Dooga Limited, an English company, had filed the precautionary warrant against the Maltese company Pay Secure Online Ltd (PaySec), over a dispute that arose following an alleged hack and theft of Bitcoins from three of Dooga ’s clients’ virtual wallets.
Arbitration proceedings were instituted, as required by a merchant agreement, after which Dooga requested a garnishee order against Pay Secure.
In January 2018, three Chinese clients opened individual accounts with Dooga on its online platform called “Cubits”, to buy Bitcoins. PaySec was to be the payment channel for the processing of the payments for the Bitcoins.
Dooga suggested that the three Chinese clients – who it said, know each other – had colluded to acquire the Bitcoins by apparently transferring money through PaySec and China Union Pay, a Shanghai-based payment service provider.
Dooga denied ever being the victim of a security breach. “The circumstances of the hack are dubious but point towards collusion between the three clients and PaySec,” the company told the court.
Dooga insisted that the hack never occured on its systems, but by apparent leakage of passwords and log-ins by the Chinese customers themselves to their own account, so that the Bitcoin could be transferred out by the so called “hacker”, which the company claimed is associated through business and social contacts, to the owners of Pay Secure Online.
On its part, PaySec has denied having been involved in the ‘hack’ or that the ‘hacker’ has any business or social association with the owners of PaySec.
In the meantime Dooga’s clients had asked their respective Chinese banks to recover the money they had paid out, with the banks duly blocking the funds, which amounted to €29 million.
PaySec has insisted it had no access to the funds and could not pass them on to Dooga Ltd. It said the the remaining €6.7 million were withheld under the Merchant Agreement until it was allowed to carry out an audit to determine whether there had been fraudulent activity on the part of Dooga Ltd. The company claimed that Dooga had refused to cooperate with the audit.

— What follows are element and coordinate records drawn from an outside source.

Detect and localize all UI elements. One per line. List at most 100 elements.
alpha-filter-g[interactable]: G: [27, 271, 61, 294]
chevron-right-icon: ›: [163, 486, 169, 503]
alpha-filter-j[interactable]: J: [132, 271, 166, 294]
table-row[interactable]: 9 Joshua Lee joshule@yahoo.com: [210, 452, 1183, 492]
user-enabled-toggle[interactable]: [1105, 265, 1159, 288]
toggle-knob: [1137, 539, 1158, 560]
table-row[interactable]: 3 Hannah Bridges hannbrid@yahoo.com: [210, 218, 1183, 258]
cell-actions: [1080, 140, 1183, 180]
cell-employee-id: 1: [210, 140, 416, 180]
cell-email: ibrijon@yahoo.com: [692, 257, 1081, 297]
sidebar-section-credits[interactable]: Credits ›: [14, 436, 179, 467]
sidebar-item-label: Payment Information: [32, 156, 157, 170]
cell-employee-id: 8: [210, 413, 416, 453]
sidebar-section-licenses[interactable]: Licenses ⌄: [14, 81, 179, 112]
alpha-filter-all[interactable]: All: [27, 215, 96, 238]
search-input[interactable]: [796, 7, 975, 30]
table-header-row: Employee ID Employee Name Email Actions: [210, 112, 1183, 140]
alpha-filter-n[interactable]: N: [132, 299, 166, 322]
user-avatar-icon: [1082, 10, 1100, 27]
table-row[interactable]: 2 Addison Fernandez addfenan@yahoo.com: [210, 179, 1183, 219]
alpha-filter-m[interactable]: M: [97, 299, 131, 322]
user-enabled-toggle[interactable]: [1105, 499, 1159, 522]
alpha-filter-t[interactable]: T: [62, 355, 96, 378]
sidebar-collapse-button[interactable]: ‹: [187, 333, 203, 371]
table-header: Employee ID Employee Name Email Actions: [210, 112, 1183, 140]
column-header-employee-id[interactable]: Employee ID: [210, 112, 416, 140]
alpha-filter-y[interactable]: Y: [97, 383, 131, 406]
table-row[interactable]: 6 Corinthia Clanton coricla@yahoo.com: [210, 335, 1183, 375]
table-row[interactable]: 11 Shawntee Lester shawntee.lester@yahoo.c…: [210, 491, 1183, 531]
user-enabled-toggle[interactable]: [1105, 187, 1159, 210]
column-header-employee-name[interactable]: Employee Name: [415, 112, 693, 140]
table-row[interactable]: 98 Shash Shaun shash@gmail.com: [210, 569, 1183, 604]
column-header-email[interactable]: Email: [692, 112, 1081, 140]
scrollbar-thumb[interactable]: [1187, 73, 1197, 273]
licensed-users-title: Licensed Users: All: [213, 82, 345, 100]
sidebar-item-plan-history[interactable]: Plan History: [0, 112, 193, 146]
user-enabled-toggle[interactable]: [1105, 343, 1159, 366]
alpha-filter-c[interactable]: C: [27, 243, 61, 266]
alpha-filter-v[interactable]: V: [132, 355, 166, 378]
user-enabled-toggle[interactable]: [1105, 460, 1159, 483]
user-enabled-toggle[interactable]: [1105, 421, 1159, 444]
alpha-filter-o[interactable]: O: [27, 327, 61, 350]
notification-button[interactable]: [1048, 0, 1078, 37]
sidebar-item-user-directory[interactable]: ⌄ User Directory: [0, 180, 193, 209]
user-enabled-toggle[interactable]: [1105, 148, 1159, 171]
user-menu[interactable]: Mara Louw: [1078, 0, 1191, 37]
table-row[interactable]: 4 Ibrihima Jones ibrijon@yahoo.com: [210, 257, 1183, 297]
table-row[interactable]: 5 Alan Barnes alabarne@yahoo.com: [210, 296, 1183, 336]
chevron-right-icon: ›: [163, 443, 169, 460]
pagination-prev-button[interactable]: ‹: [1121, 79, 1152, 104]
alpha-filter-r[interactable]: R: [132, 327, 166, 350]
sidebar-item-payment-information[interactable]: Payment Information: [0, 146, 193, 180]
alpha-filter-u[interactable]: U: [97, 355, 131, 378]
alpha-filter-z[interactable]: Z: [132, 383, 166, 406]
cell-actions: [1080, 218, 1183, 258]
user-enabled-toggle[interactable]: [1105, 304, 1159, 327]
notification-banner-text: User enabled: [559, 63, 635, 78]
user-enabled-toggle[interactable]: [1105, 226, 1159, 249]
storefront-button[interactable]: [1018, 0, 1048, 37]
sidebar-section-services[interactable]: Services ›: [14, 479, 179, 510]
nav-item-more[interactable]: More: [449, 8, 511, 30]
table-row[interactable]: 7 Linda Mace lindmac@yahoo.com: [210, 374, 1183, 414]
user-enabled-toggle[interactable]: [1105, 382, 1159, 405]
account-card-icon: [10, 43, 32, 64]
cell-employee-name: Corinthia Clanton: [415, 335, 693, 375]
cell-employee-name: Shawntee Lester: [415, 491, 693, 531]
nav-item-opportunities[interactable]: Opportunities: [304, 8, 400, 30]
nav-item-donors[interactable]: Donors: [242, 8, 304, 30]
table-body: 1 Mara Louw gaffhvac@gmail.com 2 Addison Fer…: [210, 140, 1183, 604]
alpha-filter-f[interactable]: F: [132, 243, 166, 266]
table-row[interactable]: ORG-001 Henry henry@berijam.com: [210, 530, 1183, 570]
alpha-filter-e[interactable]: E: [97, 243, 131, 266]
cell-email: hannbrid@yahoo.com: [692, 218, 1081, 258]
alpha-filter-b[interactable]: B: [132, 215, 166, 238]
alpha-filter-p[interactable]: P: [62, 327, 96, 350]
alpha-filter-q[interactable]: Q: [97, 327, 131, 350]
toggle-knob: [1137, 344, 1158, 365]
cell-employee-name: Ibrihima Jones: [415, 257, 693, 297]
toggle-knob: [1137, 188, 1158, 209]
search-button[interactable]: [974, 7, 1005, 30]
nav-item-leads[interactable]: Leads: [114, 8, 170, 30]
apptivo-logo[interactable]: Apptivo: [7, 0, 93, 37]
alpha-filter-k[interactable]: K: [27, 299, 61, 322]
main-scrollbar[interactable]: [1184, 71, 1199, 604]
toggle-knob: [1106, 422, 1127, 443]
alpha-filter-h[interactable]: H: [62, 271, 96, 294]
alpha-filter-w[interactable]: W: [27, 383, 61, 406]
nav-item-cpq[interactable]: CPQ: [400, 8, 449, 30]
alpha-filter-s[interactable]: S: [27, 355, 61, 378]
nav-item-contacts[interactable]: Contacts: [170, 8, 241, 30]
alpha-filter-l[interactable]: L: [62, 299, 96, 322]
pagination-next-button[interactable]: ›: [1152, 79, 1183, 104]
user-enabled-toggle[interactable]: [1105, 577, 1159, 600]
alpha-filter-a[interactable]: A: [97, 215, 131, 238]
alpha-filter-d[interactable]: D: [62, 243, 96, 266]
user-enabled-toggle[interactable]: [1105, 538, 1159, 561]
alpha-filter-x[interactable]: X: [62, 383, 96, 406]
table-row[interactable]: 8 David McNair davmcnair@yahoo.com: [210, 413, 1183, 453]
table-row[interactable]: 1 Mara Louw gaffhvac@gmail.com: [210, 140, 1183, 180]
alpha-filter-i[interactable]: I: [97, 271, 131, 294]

In arbitration proceedings, PaySec denied responsibility, saying it had no control over the actions of third parties and claimed Dooga Ltd was not cooperating to resolve the issue.
In its application to the court, PaySec insisted that the garnishee order was solely intended to harm its interests.

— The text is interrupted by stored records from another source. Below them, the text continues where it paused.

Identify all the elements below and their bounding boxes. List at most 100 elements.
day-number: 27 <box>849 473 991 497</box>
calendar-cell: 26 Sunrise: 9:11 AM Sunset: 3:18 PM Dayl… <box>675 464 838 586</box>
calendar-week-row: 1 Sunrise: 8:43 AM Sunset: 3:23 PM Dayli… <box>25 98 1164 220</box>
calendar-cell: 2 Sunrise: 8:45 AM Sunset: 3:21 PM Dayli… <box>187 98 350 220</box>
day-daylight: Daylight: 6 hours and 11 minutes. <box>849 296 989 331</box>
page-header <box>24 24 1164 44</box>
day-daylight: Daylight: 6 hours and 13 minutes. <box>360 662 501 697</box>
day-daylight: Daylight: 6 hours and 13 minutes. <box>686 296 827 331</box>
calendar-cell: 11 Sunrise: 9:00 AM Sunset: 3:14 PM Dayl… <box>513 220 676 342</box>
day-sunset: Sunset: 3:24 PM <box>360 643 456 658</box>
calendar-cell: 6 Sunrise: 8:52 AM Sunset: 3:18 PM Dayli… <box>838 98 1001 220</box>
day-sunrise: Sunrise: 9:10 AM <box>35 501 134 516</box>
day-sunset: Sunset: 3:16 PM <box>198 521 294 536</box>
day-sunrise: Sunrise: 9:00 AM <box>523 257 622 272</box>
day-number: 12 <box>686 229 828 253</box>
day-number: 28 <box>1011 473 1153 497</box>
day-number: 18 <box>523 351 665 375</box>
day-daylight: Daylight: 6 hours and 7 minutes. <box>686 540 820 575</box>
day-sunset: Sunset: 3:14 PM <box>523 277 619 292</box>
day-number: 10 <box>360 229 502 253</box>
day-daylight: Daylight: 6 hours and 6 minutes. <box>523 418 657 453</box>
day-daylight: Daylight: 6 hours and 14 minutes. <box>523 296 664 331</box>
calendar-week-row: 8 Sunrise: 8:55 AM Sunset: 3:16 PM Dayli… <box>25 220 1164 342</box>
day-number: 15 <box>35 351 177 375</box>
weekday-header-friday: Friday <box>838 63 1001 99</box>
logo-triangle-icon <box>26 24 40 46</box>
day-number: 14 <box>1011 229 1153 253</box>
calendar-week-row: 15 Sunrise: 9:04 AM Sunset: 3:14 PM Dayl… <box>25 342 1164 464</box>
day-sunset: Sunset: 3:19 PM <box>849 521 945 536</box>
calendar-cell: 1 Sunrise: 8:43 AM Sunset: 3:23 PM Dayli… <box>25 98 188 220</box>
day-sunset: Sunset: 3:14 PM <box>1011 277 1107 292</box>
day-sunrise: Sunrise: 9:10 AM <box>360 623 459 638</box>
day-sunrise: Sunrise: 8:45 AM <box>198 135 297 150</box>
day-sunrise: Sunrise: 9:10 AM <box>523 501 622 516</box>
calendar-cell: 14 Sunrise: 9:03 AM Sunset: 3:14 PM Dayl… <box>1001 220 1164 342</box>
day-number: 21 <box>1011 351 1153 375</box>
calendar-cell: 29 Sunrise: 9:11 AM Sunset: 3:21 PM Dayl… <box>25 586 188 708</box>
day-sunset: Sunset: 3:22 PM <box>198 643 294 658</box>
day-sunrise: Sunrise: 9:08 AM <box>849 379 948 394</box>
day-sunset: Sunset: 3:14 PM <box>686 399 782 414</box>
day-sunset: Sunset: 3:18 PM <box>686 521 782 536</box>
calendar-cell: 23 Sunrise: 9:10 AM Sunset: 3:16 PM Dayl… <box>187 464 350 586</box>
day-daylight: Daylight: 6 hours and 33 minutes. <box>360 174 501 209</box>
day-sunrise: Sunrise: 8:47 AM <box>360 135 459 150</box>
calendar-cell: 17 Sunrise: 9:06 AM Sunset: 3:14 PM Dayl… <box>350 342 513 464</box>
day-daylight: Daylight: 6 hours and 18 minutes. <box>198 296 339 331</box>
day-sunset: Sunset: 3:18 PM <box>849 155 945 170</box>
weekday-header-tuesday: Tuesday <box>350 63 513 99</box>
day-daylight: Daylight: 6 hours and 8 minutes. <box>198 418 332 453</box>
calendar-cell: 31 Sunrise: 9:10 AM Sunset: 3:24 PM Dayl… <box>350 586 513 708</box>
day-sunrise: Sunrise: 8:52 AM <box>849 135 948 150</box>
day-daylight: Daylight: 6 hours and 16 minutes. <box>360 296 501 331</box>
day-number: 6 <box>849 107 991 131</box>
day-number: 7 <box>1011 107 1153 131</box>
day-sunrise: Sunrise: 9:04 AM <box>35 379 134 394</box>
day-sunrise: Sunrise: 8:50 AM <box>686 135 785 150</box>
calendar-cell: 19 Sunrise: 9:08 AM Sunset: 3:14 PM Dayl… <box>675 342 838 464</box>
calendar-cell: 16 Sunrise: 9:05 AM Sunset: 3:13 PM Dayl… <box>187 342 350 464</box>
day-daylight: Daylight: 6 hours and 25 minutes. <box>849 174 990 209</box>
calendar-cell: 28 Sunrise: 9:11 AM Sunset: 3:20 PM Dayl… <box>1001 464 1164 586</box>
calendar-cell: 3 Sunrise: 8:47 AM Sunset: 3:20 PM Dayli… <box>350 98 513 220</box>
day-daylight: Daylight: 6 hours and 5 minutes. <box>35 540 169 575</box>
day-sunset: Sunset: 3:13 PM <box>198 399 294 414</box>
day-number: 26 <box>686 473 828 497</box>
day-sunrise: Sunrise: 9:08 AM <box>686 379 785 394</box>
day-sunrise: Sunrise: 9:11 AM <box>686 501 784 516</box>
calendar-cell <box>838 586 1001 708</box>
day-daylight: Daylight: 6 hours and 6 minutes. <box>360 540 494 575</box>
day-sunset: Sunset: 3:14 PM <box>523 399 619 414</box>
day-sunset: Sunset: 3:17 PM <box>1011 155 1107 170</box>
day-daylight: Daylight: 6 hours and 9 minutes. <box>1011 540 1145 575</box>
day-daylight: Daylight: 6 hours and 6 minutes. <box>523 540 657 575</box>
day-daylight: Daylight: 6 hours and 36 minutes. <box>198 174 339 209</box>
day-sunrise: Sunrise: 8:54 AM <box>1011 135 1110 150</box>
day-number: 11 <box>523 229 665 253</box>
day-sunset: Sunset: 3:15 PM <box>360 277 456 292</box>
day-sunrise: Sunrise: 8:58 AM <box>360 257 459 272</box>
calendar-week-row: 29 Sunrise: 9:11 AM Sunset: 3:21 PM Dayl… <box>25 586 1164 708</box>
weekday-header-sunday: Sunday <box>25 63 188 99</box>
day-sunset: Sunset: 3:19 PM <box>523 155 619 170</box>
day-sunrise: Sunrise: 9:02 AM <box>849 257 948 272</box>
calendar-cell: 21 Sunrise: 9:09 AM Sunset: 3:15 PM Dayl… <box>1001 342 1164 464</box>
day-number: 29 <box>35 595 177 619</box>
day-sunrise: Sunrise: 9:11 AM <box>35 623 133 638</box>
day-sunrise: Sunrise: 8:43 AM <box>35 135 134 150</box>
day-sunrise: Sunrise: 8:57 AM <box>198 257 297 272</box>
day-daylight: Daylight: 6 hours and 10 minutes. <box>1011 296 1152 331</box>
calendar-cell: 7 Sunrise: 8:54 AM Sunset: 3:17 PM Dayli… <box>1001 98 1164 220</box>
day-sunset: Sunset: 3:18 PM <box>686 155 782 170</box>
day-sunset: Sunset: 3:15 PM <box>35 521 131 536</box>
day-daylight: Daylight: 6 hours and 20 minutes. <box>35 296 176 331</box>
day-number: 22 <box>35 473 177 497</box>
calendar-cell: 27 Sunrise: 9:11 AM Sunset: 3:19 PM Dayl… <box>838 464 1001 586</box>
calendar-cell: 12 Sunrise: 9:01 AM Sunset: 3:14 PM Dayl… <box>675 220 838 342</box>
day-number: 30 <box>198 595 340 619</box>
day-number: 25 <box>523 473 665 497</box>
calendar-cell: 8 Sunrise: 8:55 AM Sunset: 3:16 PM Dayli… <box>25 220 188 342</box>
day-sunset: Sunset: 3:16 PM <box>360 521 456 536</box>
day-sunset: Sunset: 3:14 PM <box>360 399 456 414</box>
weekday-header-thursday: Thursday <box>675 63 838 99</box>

However, Dooga alleged that PaySec had created “an absolute invention” of claiming that a hack had taken place, to seize the Bitcoins for itself.
Dooga’s lawyers argued that PaySec had plotted the hack to receive the money and steal the Bitcoins. “Dooga’s right to receive these monies is clearly evident from the terms of the merchant agreement… To this day, PaySec, probably because it is in collusion with the hackers and/or because it probably orchestrated the fiction that it hadn’t received the money in order to steal Bitcoins, is now holding on to the money which was the price of the Bitcoin.”
PaySec denied having staged a hack to seize the Bitcoiins for itself.
Dooga said PaySec ought to have shown its good faith by placing the money in escrow with an independent institution of good repute or deposit them in court until the matter was settled.
The court noted that PaySec had brought no evidence to sustain its fraud allegation, while Dooga had a prima facie right to safeguard its interests. The court observed that the plaintiff company had not asked for a further amount to protect its claim for damages. “This fact, in the opinion of the Court, shows that the allegation of the defendant company, that the warrant was filed spitefully and maliciously, is entirely unfounded.”
The absence of documents to back up the claim of the supposed €29 million held in Chinese bank accounts was a determining factor, as was the fact that despite admitting it was holding €6.7 million, the defendant company didn’t deposit it in court. “This shows that the plaintiffs’ fears were justified,” ruled the judge, upholding the warrant.
The Court also addressed PaySec’s request for damages, saying it was unconvinced that the garnishee order had been issued maliciously or frivolously and did not liquidate any damages with respect to Dooga Limited.